Rackspace and AMD unveil enterprise AI cloud tie-up

Fri, 8th May 2026 (Today)
Sofiah Nichole Salivio
SOFIAH NICHOLE SALIVIO News Editor

Rackspace and AMD have signed a memorandum of understanding for a multiyear partnership on enterprise AI infrastructure, centred on adding AMD GPU capacity to Rackspace's managed AI offering.

The agreement sets out a framework for an Enterprise AI Cloud aimed at regulated organisations and workloads that require tighter controls over security, governance and accountability. The memorandum of understanding is not a binding commercial agreement.

Rackspace is presenting the AMD tie-up as part of a broader shift in its AI strategy. It wants to provide a full stack of services for customers running AI projects, covering infrastructure, inference and operational management, rather than simply offering access to raw computing resources.
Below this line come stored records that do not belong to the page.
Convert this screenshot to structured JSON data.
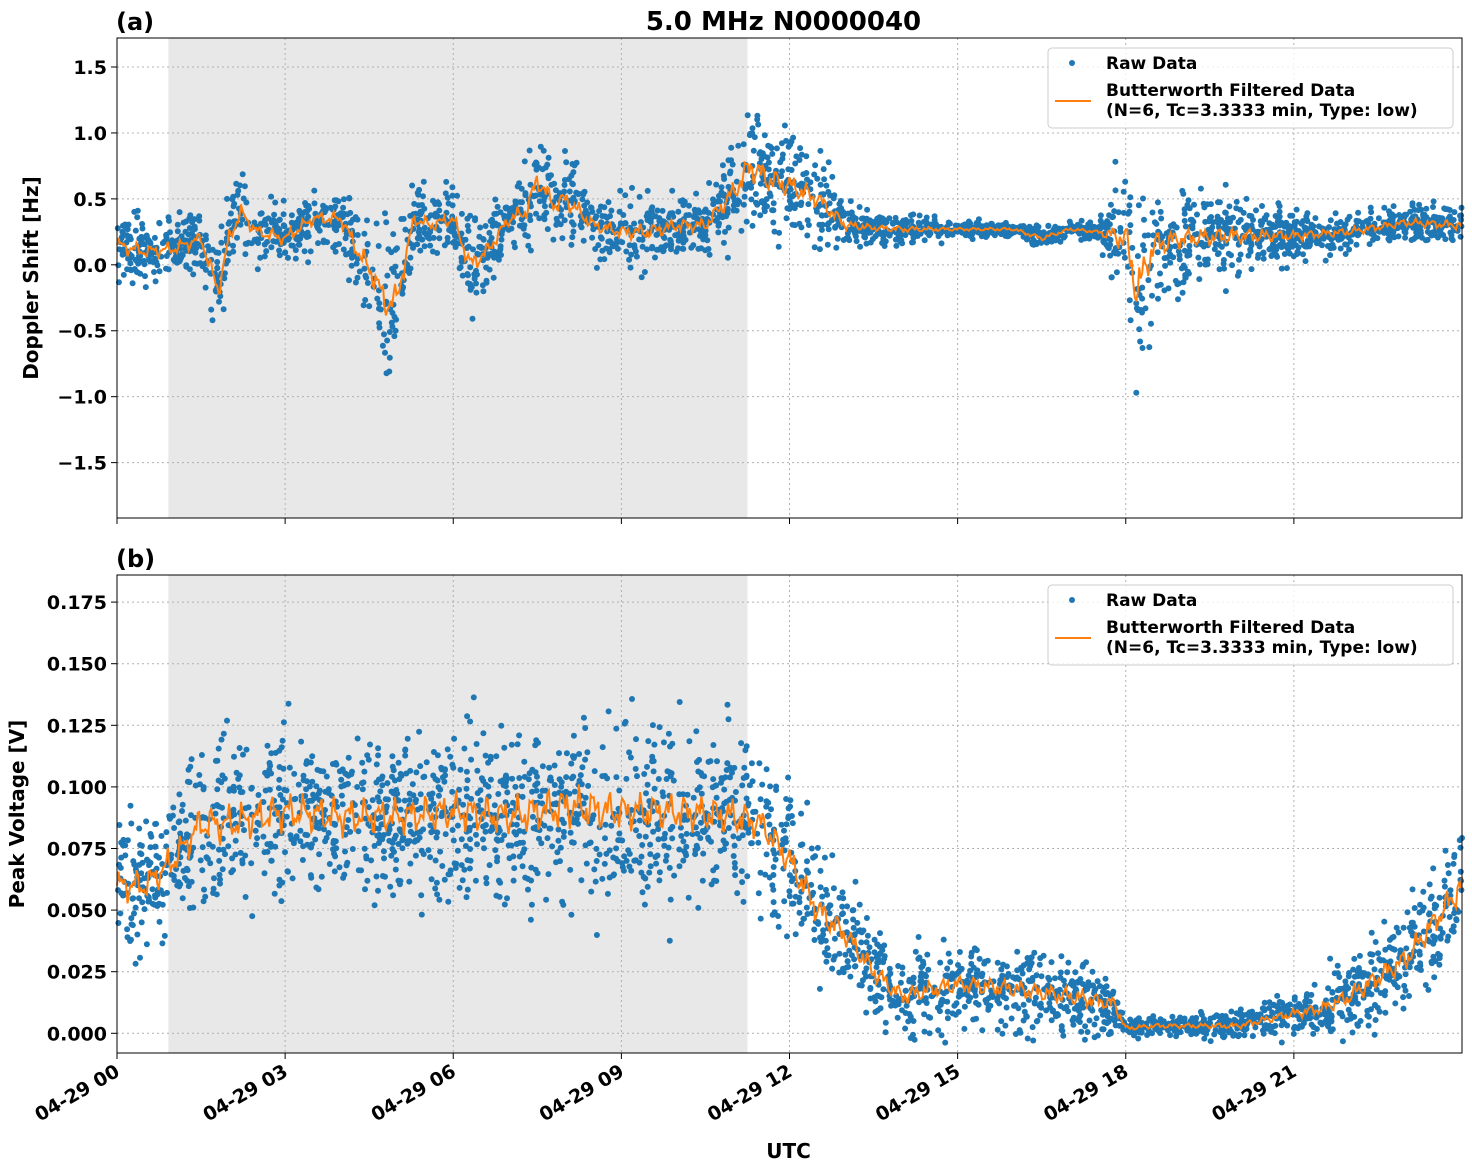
{
  "chart_data": [
    {
      "type": "scatter",
      "panel_label": "(a)",
      "title": "5.0 MHz N0000040",
      "xlabel": "",
      "ylabel": "Doppler Shift [Hz]",
      "xlim": [
        "04-29 00:00",
        "04-30 00:00"
      ],
      "ylim": [
        -1.92,
        1.72
      ],
      "yticks": [
        1.5,
        1.0,
        0.5,
        0.0,
        -0.5,
        -1.0,
        -1.5
      ],
      "ytick_labels": [
        "1.5",
        "1.0",
        "0.5",
        "0.0",
        "−0.5",
        "−1.0",
        "−1.5"
      ],
      "xticks": [
        "04-29 00:00",
        "04-29 03:00",
        "04-29 06:00",
        "04-29 09:00",
        "04-29 12:00",
        "04-29 15:00",
        "04-29 18:00",
        "04-29 21:00"
      ],
      "grid": true,
      "legend_position": "top-right",
      "shaded_region": [
        "04-29 00:55",
        "04-29 11:15"
      ],
      "series": [
        {
          "name": "Raw Data",
          "kind": "scatter",
          "x_hours": [
            0,
            0.5,
            1,
            1.5,
            1.8,
            2,
            2.2,
            2.5,
            3,
            3.5,
            4,
            4.3,
            4.6,
            4.8,
            5,
            5.3,
            5.6,
            6,
            6.3,
            6.6,
            7,
            7.3,
            7.5,
            7.8,
            8,
            8.5,
            9,
            9.5,
            10,
            10.5,
            11,
            11.3,
            11.6,
            12,
            12.5,
            13,
            13.5,
            14,
            15,
            16,
            16.5,
            17,
            17.5,
            18,
            18.2,
            18.5,
            19,
            20,
            21,
            22,
            23,
            24
          ],
          "y_center": [
            0.15,
            0.1,
            0.12,
            0.2,
            -0.2,
            0.2,
            0.5,
            0.25,
            0.2,
            0.35,
            0.35,
            0.1,
            -0.1,
            -0.3,
            -0.25,
            0.35,
            0.3,
            0.35,
            0.0,
            0.1,
            0.35,
            0.4,
            0.65,
            0.45,
            0.5,
            0.3,
            0.25,
            0.25,
            0.3,
            0.3,
            0.55,
            0.75,
            0.65,
            0.6,
            0.5,
            0.3,
            0.28,
            0.27,
            0.27,
            0.27,
            0.2,
            0.27,
            0.25,
            0.2,
            -0.2,
            0.15,
            0.2,
            0.22,
            0.22,
            0.25,
            0.32,
            0.3
          ],
          "y_spread": [
            0.25,
            0.2,
            0.2,
            0.2,
            0.35,
            0.25,
            0.25,
            0.2,
            0.2,
            0.2,
            0.2,
            0.3,
            0.4,
            0.45,
            0.4,
            0.2,
            0.2,
            0.2,
            0.3,
            0.25,
            0.2,
            0.25,
            0.35,
            0.25,
            0.3,
            0.2,
            0.2,
            0.25,
            0.2,
            0.2,
            0.35,
            0.45,
            0.4,
            0.35,
            0.3,
            0.15,
            0.1,
            0.1,
            0.05,
            0.05,
            0.08,
            0.05,
            0.05,
            0.5,
            0.7,
            0.45,
            0.3,
            0.25,
            0.15,
            0.12,
            0.12,
            0.15
          ]
        },
        {
          "name": "Butterworth Filtered Data\n(N=6, Tc=3.3333 min, Type: low)",
          "kind": "line",
          "x_hours": [
            0,
            0.5,
            1,
            1.5,
            1.8,
            2,
            2.2,
            2.5,
            3,
            3.5,
            4,
            4.3,
            4.6,
            4.8,
            5,
            5.3,
            5.6,
            6,
            6.3,
            6.6,
            7,
            7.3,
            7.5,
            7.8,
            8,
            8.5,
            9,
            9.5,
            10,
            10.5,
            11,
            11.3,
            11.6,
            12,
            12.5,
            13,
            13.5,
            14,
            15,
            16,
            16.5,
            17,
            17.5,
            18,
            18.2,
            18.5,
            19,
            20,
            21,
            22,
            23,
            24
          ],
          "y": [
            0.15,
            0.1,
            0.12,
            0.2,
            -0.2,
            0.2,
            0.4,
            0.25,
            0.2,
            0.35,
            0.35,
            0.1,
            -0.1,
            -0.3,
            -0.25,
            0.35,
            0.3,
            0.35,
            0.0,
            0.1,
            0.35,
            0.4,
            0.65,
            0.45,
            0.5,
            0.3,
            0.25,
            0.25,
            0.3,
            0.3,
            0.55,
            0.75,
            0.65,
            0.6,
            0.5,
            0.3,
            0.28,
            0.27,
            0.27,
            0.27,
            0.2,
            0.27,
            0.25,
            0.2,
            -0.2,
            0.15,
            0.2,
            0.22,
            0.22,
            0.25,
            0.32,
            0.3
          ]
        }
      ]
    },
    {
      "type": "scatter",
      "panel_label": "(b)",
      "title": "",
      "xlabel": "UTC",
      "ylabel": "Peak Voltage [V]",
      "xlim": [
        "04-29 00:00",
        "04-30 00:00"
      ],
      "ylim": [
        -0.008,
        0.186
      ],
      "yticks": [
        0.175,
        0.15,
        0.125,
        0.1,
        0.075,
        0.05,
        0.025,
        0.0
      ],
      "ytick_labels": [
        "0.175",
        "0.150",
        "0.125",
        "0.100",
        "0.075",
        "0.050",
        "0.025",
        "0.000"
      ],
      "xticks": [
        "04-29 00:00",
        "04-29 03:00",
        "04-29 06:00",
        "04-29 09:00",
        "04-29 12:00",
        "04-29 15:00",
        "04-29 18:00",
        "04-29 21:00"
      ],
      "xtick_labels": [
        "04-29 00",
        "04-29 03",
        "04-29 06",
        "04-29 09",
        "04-29 12",
        "04-29 15",
        "04-29 18",
        "04-29 21"
      ],
      "grid": true,
      "legend_position": "top-right",
      "shaded_region": [
        "04-29 00:55",
        "04-29 11:15"
      ],
      "series": [
        {
          "name": "Raw Data",
          "kind": "scatter",
          "x_hours": [
            0,
            0.5,
            1,
            1.5,
            2,
            3,
            4,
            5,
            6,
            7,
            8,
            9,
            10,
            11,
            11.5,
            12,
            12.5,
            13,
            13.5,
            14,
            15,
            16,
            17,
            17.8,
            18,
            18.5,
            19,
            20,
            21,
            21.5,
            22,
            23,
            24
          ],
          "y_center": [
            0.06,
            0.06,
            0.07,
            0.085,
            0.085,
            0.09,
            0.088,
            0.088,
            0.09,
            0.088,
            0.092,
            0.09,
            0.09,
            0.088,
            0.085,
            0.07,
            0.05,
            0.04,
            0.025,
            0.015,
            0.02,
            0.018,
            0.015,
            0.012,
            0.002,
            0.003,
            0.003,
            0.003,
            0.008,
            0.01,
            0.015,
            0.03,
            0.06
          ],
          "y_spread": [
            0.025,
            0.025,
            0.025,
            0.03,
            0.03,
            0.03,
            0.03,
            0.028,
            0.03,
            0.03,
            0.035,
            0.03,
            0.03,
            0.03,
            0.025,
            0.025,
            0.025,
            0.02,
            0.018,
            0.015,
            0.015,
            0.015,
            0.015,
            0.012,
            0.004,
            0.004,
            0.004,
            0.005,
            0.008,
            0.01,
            0.015,
            0.02,
            0.025
          ]
        },
        {
          "name": "Butterworth Filtered Data\n(N=6, Tc=3.3333 min, Type: low)",
          "kind": "line",
          "x_hours": [
            0,
            0.5,
            1,
            1.5,
            2,
            3,
            4,
            5,
            6,
            7,
            8,
            9,
            10,
            11,
            11.5,
            12,
            12.5,
            13,
            13.5,
            14,
            15,
            16,
            17,
            17.8,
            18,
            18.5,
            19,
            20,
            21,
            21.5,
            22,
            23,
            24
          ],
          "y": [
            0.06,
            0.06,
            0.07,
            0.085,
            0.085,
            0.09,
            0.088,
            0.088,
            0.09,
            0.088,
            0.092,
            0.09,
            0.09,
            0.088,
            0.085,
            0.07,
            0.05,
            0.04,
            0.025,
            0.015,
            0.02,
            0.018,
            0.015,
            0.012,
            0.002,
            0.003,
            0.003,
            0.003,
            0.008,
            0.01,
            0.015,
            0.03,
            0.06
          ]
        }
      ]
    }
  ],
  "legend": {
    "raw_label": "Raw Data",
    "filtered_label_line1": "Butterworth Filtered Data",
    "filtered_label_line2": "(N=6, Tc=3.3333 min, Type: low)"
  },
  "colors": {
    "raw": "#1f77b4",
    "filtered": "#ff7f0e",
    "shade": "#e8e8e8",
    "grid": "#b0b0b0"
  }
}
The move reflects a broader debate in the enterprise market about how AI systems transition from trial projects into everyday operations. Many businesses still rent graphics processing units by the hour from cloud providers and manage integration, security and oversight themselves, a model that can leave them carrying costs and operational risk internally.

Under the proposed arrangement, Rackspace would integrate AMD Instinct GPUs and EPYC CPUs into its managed environment. It would assemble and run the technology stack for customers that want private or hybrid AI systems, including organisations with sovereignty or compliance requirements.

The companies outlined four areas they expect to cover under the partnership: a managed Enterprise AI Cloud, an Enterprise Inference Engine designed to retain business context and session history across queries, an inference service built on dedicated AMD GPUs, and bare-metal AMD Instinct systems for customers that want direct access to hardware.

The aim is to offer a single operator responsible for each layer of the stack. In practice, Rackspace would take responsibility for system availability, scaling and performance in the managed services it plans to offer.

The announcement also highlights the growing importance of private cloud models for AI workloads. Companies in regulated sectors such as finance, healthcare and government have been looking for ways to use AI systems while retaining tighter control over where data is stored, how models are run and who is responsible when systems fail or produce inaccurate results.

For AMD, which has been expanding its position in AI computing, the Rackspace relationship provides a route into managed enterprise environments. The chipmaker has been seeking to broaden adoption of its Instinct accelerators and EPYC processors as businesses look for alternatives in the AI hardware market.

Rackspace said it has spent the past two years building a group of AI partners that includes Palantir, Uniphore, Rubrik and VMware. It is positioning that network as a way for customers to combine infrastructure, software and operational support as they move AI systems into production.

Gajen Kandiah, Chief Executive of Rackspace, described the move as a response to customer concerns about accountability in operational AI systems. "As enterprises move AI out of the lab and into production environments, they're asking who they can trust to run it there," he said.

"Governing AI infrastructure in regulated environments with defined accountability is not something you bolt on after the fact. It must be built in from the start. Rackspace and AMD are building exactly that and, in doing so, establishing a new category of enterprise AI infrastructure that the market has been asking for."

AMD also framed the deal around the need for a stronger computing base as AI workloads expand beyond experiments. "Enterprise AI is quickly moving from experimentation to production, and that requires a compute foundation engineered for performance and efficiency at scale," said Dan McNamara, Senior Vice President and General Manager, Compute & Enterprise AI at AMD.

"Our collaboration with Rackspace delivers AMD AI compute into managed, private and governed environments so enterprises can deploy AI with the performance and flexibility their workloads demand."